I've been experimenting with use CQ with a couple of action titles. With PAR the output is identical in size to DVD Player so it's easy to pause on key frames and look for problems. This wasn't so easy in the past, when the encoded movie was physically smaller -- is that jaggy due to the encode or QT scaling it up on-screen?SteveB wrote: * Selecting 'Constant Quality' for quality;
* Setting the factor to 0.66 (the slider only accepts even numbers);
When I was looking through the best settings thread it struck me that there were a lot of "this looks good" cases, but there weren't that many mentions of whether or not it was compared back to the original DVD. So I encoded a variety of sources for sampling, and then sat down and automated a test run of four encodes on two titles.

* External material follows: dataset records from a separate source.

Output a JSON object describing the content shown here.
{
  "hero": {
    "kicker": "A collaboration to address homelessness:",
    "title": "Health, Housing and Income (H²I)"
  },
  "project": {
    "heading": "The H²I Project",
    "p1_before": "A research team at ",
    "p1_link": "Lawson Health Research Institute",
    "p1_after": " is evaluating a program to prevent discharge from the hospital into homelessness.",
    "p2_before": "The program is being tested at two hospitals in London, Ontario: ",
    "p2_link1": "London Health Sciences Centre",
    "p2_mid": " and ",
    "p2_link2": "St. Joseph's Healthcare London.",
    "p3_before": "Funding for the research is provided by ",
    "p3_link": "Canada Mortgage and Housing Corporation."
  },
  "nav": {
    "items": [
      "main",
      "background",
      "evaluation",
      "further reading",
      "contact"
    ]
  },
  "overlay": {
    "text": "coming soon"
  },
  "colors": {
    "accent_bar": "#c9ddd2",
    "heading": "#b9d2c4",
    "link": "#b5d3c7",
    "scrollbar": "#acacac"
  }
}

I encoded Transformers and Animatrix in full at 50%, 56, 60, and 66, and 2001 at 60 and 66, and then compared them all against each other and the original DVD. I was going to do the same with 2001, but ended up using only 60 and 66 in this case.
I can't find a single case where 60% wasn't completely indistinguisable from the original DVD (ignoring the QT gamma problem anyway). The breakpoint was 60; the encodes at 50 and 56 were definitely lower quality, while 66 was identical to 60. My copy of 2001 is obviously a crap transfer, so it wasn't a very good test case.
So I have a couple questions:
1) am I looking in the right places? I looked for examples with text overlayed on a moving background, oversaturated areas around window frames, and in the case of Transformers, explosions during the night-time scene near the opening.
2) maybe I'm just using the wrong examples? I chose the two specifically for the action in one case, and the sharp edges of the animation in the other. But maybe these two just encode well. Does anyone have a favorite title that kills QC?
3) Also, an I right in reading between the lines that a CQ encode that ends up producing some bitrate xxx would be basically identical to selecting that bitrate as the average and using two-pass? IE, is there something the test pass finds that the single-encode CQ doesn't?